The RCNI is the national representative body for 11 of the country’s 16 rape crisis centres, providing them with oversight and governance, training, research, and legal support, as well as running educational campaigns and lobbying on their behalf. It received around €250,000 a year from Tusla.
Rape crisis centres, which are funded separately by Tusla, have yet to see the full impact of the move but already there are concerns over new contracts they have been asked to sign which carry the standard requirement that they maintain training levels when their main training resource, the RCNI, has been removed.
There are also fears that this is the start of a rationalisation programme which will see the number of individual centres slashed.

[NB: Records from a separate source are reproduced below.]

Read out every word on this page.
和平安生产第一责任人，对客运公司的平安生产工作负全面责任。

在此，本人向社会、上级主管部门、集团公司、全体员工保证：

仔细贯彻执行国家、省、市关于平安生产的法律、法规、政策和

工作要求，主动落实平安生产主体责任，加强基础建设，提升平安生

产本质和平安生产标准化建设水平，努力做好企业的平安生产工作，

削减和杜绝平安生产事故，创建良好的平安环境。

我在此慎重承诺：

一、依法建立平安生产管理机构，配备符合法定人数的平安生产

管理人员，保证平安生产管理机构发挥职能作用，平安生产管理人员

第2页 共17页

A 2011 report for government stated that the country had twice the number required under EU policy.
“There has been a lot of talk of rationalisation, centralisation, of regional hubs,” Ms Saidlear said. “We haven’t been able to get anything in writing about what changes are planned but neither have the centres been able to get any reassurance about their future.”
In a statement, Tusla said there were “no current plans to reduce the number of locations at which services to victims are being provided” but a firm of consultants has been employed to review the sector.

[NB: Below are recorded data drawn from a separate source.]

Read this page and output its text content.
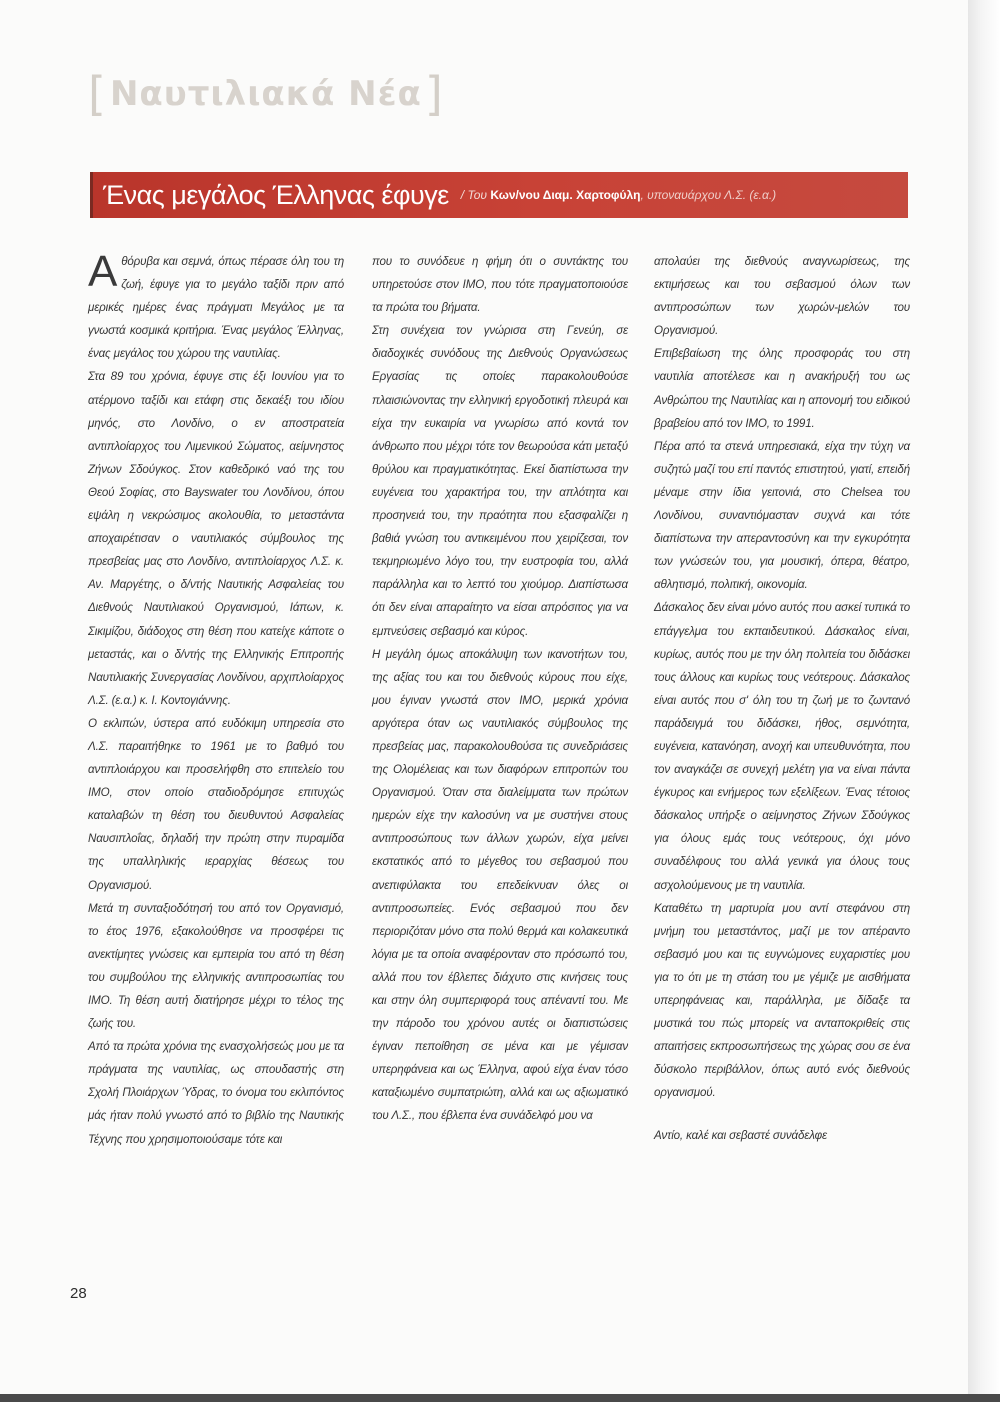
[ Ναυτιλιακά Νέα ]
Ένας μεγάλος Έλληνας έφυγε / Του Κων/νου Διαμ. Χαρτοφύλη, υποναυάρχου Λ.Σ. (ε.α.)

Αθόρυβα και σεμνά, όπως πέρασε όλη του τη ζωή, έφυγε για το μεγάλο ταξίδι πριν από μερικές ημέρες ένας πράγματι Μεγάλος με τα γνωστά κοσμικά κριτήρια. Ένας μεγάλος Έλληνας, ένας μεγάλος του χώρου της ναυτιλίας.

Στα 89 του χρόνια, έφυγε στις έξι Ιουνίου για το ατέρμονο ταξίδι και ετάφη στις δεκαέξι του ιδίου μηνός, στο Λονδίνο, ο εν αποστρατεία αντιπλοίαρχος του Λιμενικού Σώματος, αείμνηστος Ζήνων Σδούγκος. Στον καθεδρικό ναό της του Θεού Σοφίας, στο Bayswater του Λονδίνου, όπου εψάλη η νεκρώσιμος ακολουθία, το μεταστάντα αποχαιρέτισαν ο ναυτιλιακός σύμβουλος της πρεσβείας μας στο Λονδίνο, αντιπλοίαρχος Λ.Σ. κ. Αν. Μαργέτης, ο δ/ντής Ναυτικής Ασφαλείας του Διεθνούς Ναυτιλιακού Οργανισμού, Ιάπων, κ. Σικιμίζου, διάδοχος στη θέση που κατείχε κάποτε ο μεταστάς, και ο δ/ντής της Ελληνικής Επιτροπής Ναυτιλιακής Συνεργασίας Λονδίνου, αρχιπλοίαρχος Λ.Σ. (ε.α.) κ. Ι. Κοντογιάννης.

Ο εκλιπών, ύστερα από ευδόκιμη υπηρεσία στο Λ.Σ. παραιτήθηκε το 1961 με το βαθμό του αντιπλοιάρχου και προσελήφθη στο επιτελείο του IMO, στον οποίο σταδιοδρόμησε επιτυχώς καταλαβών τη θέση του διευθυντού Ασφαλείας Ναυσιπλοΐας, δηλαδή την πρώτη στην πυραμίδα της υπαλληλικής ιεραρχίας θέσεως του Οργανισμού.

Μετά τη συνταξιοδότησή του από τον Οργανισμό, το έτος 1976, εξακολούθησε να προσφέρει τις ανεκτίμητες γνώσεις και εμπειρία του από τη θέση του συμβούλου της ελληνικής αντιπροσωπίας του IMO. Τη θέση αυτή διατήρησε μέχρι το τέλος της ζωής του.

Από τα πρώτα χρόνια της ενασχολήσεώς μου με τα πράγματα της ναυτιλίας, ως σπουδαστής στη Σχολή Πλοιάρχων Ύδρας, το όνομα του εκλιπόντος μάς ήταν πολύ γνωστό από το βιβλίο της Ναυτικής Τέχνης που χρησιμοποιούσαμε τότε και

που το συνόδευε η φήμη ότι ο συντάκτης του υπηρετούσε στον IMO, που τότε πραγματοποιούσε τα πρώτα του βήματα.

Στη συνέχεια τον γνώρισα στη Γενεύη, σε διαδοχικές συνόδους της Διεθνούς Οργανώσεως Εργασίας τις οποίες παρακολουθούσε πλαισιώνοντας την ελληνική εργοδοτική πλευρά και είχα την ευκαιρία να γνωρίσω από κοντά τον άνθρωπο που μέχρι τότε τον θεωρούσα κάτι μεταξύ θρύλου και πραγματικότητας. Εκεί διαπίστωσα την ευγένεια του χαρακτήρα του, την απλότητα και προσηνειά του, την πραότητα που εξασφαλίζει η βαθιά γνώση του αντικειμένου που χειρίζεσαι, τον τεκμηριωμένο λόγο του, την ευστροφία του, αλλά παράλληλα και το λεπτό του χιούμορ. Διαπίστωσα ότι δεν είναι απαραίτητο να είσαι απρόσιτος για να εμπνεύσεις σεβασμό και κύρος.

Η μεγάλη όμως αποκάλυψη των ικανοτήτων του, της αξίας του και του διεθνούς κύρους που είχε, μου έγιναν γνωστά στον IMO, μερικά χρόνια αργότερα όταν ως ναυτιλιακός σύμβουλος της πρεσβείας μας, παρακολουθούσα τις συνεδριάσεις της Ολομέλειας και των διαφόρων επιτροπών του Οργανισμού. Όταν στα διαλείμματα των πρώτων ημερών είχε την καλοσύνη να με συστήνει στους αντιπροσώπους των άλλων χωρών, είχα μείνει εκστατικός από το μέγεθος του σεβασμού που ανεπιφύλακτα του επεδείκνυαν όλες οι αντιπροσωπείες. Ενός σεβασμού που δεν περιοριζόταν μόνο στα πολύ θερμά και κολακευτικά λόγια με τα οποία αναφέρονταν στο πρόσωπό του, αλλά που τον έβλεπες διάχυτο στις κινήσεις τους και στην όλη συμπεριφορά τους απέναντί του. Με την πάροδο του χρόνου αυτές οι διαπιστώσεις έγιναν πεποίθηση σε μένα και με γέμισαν υπερηφάνεια και ως Έλληνα, αφού είχα έναν τόσο καταξιωμένο συμπατριώτη, αλλά και ως αξιωματικό του Λ.Σ., που έβλεπα ένα συνάδελφό μου να

απολαύει της διεθνούς αναγνωρίσεως, της εκτιμήσεως και του σεβασμού όλων των αντιπροσώπων των χωρών-μελών του Οργανισμού.

Επιβεβαίωση της όλης προσφοράς του στη ναυτιλία αποτέλεσε και η ανακήρυξή του ως Ανθρώπου της Ναυτιλίας και η απονομή του ειδικού βραβείου από τον IMO, το 1991.

Πέρα από τα στενά υπηρεσιακά, είχα την τύχη να συζητώ μαζί του επί παντός επιστητού, γιατί, επειδή μέναμε στην ίδια γειτονιά, στο Chelsea του Λονδίνου, συναντιόμασταν συχνά και τότε διαπίστωνα την απεραντοσύνη και την εγκυρότητα των γνώσεών του, για μουσική, όπερα, θέατρο, αθλητισμό, πολιτική, οικονομία.

Δάσκαλος δεν είναι μόνο αυτός που ασκεί τυπικά το επάγγελμα του εκπαιδευτικού. Δάσκαλος είναι, κυρίως, αυτός που με την όλη πολιτεία του διδάσκει τους άλλους και κυρίως τους νεότερους. Δάσκαλος είναι αυτός που σ' όλη του τη ζωή με το ζωντανό παράδειγμά του διδάσκει, ήθος, σεμνότητα, ευγένεια, κατανόηση, ανοχή και υπευθυνότητα, που τον αναγκάζει σε συνεχή μελέτη για να είναι πάντα έγκυρος και ενήμερος των εξελίξεων. Ένας τέτοιος δάσκαλος υπήρξε ο αείμνηστος Ζήνων Σδούγκος για όλους εμάς τους νεότερους, όχι μόνο συναδέλφους του αλλά γενικά για όλους τους ασχολούμενους με τη ναυτιλία.

Καταθέτω τη μαρτυρία μου αντί στεφάνου στη μνήμη του μεταστάντος, μαζί με τον απέραντο σεβασμό μου και τις ευγνώμονες ευχαριστίες μου για το ότι με τη στάση του με γέμιζε με αισθήματα υπερηφάνειας και, παράλληλα, με δίδαξε τα μυστικά του πώς μπορείς να ανταποκριθείς στις απαιτήσεις εκπροσωπήσεως της χώρας σου σε ένα δύσκολο περιβάλλον, όπως αυτό ενός διεθνούς οργανισμού.

Αντίο, καλέ και σεβαστέ συνάδελφε

28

The 2011 report highlighted the diversity of local support services and lack of a “State-wide mechanism to ensure consistency”.
Ms Saidlear said that she supported the idea of a State-wide approach involving all arms of government but said in the absence of this, the RCNI had been doing the job and Tusla had not provided any alternative.
The RCNI also maintains the country’s main database on sexual violence which it has been building for the last 10 years with input from the individual centres, providing a valuable resource for researchers and policymakers.
Ms Saidlear said the database would have to be abandoned as Tusla do not want it. Even if it was to transfer to the agency, data protection issues would arise as clients had consented to giving personal details to a non-governmental organisation, not a State body.
“They have de-funded the collection of evidence in an area where there is not a lot of evidence and an awful lot of silence. They are adding to the silence,” she said.
Vera O’Leary, manager of the Kerry Rape and Sexual Abuse Centre, said losing the RCNI would remove a vital support. “Our centres are operating very much in a climate of uncertainty around the future of services and having an independent voice is very important,” she said.
“You have to have a national voice. Somebody has to hold the Government to account and that needs to be at a national level so that you have an impact on policy and also input into policy.”
The RCNI today publishes what it says will probably be its last annual statistics report which shows that almost 20,000 contacts were made to network helplines last year and there were over 17,000 appointments for counselling and support.
In a statement, Tusla said: “The decision to cease funding to the RCNI is dictated by the need to achieve the best use of limited available resources while putting emphasis on the needs of organisations providing frontline services.
“The change in funding arrangements to RCNI will have no impact on the provision of services to victims of sexual violence.”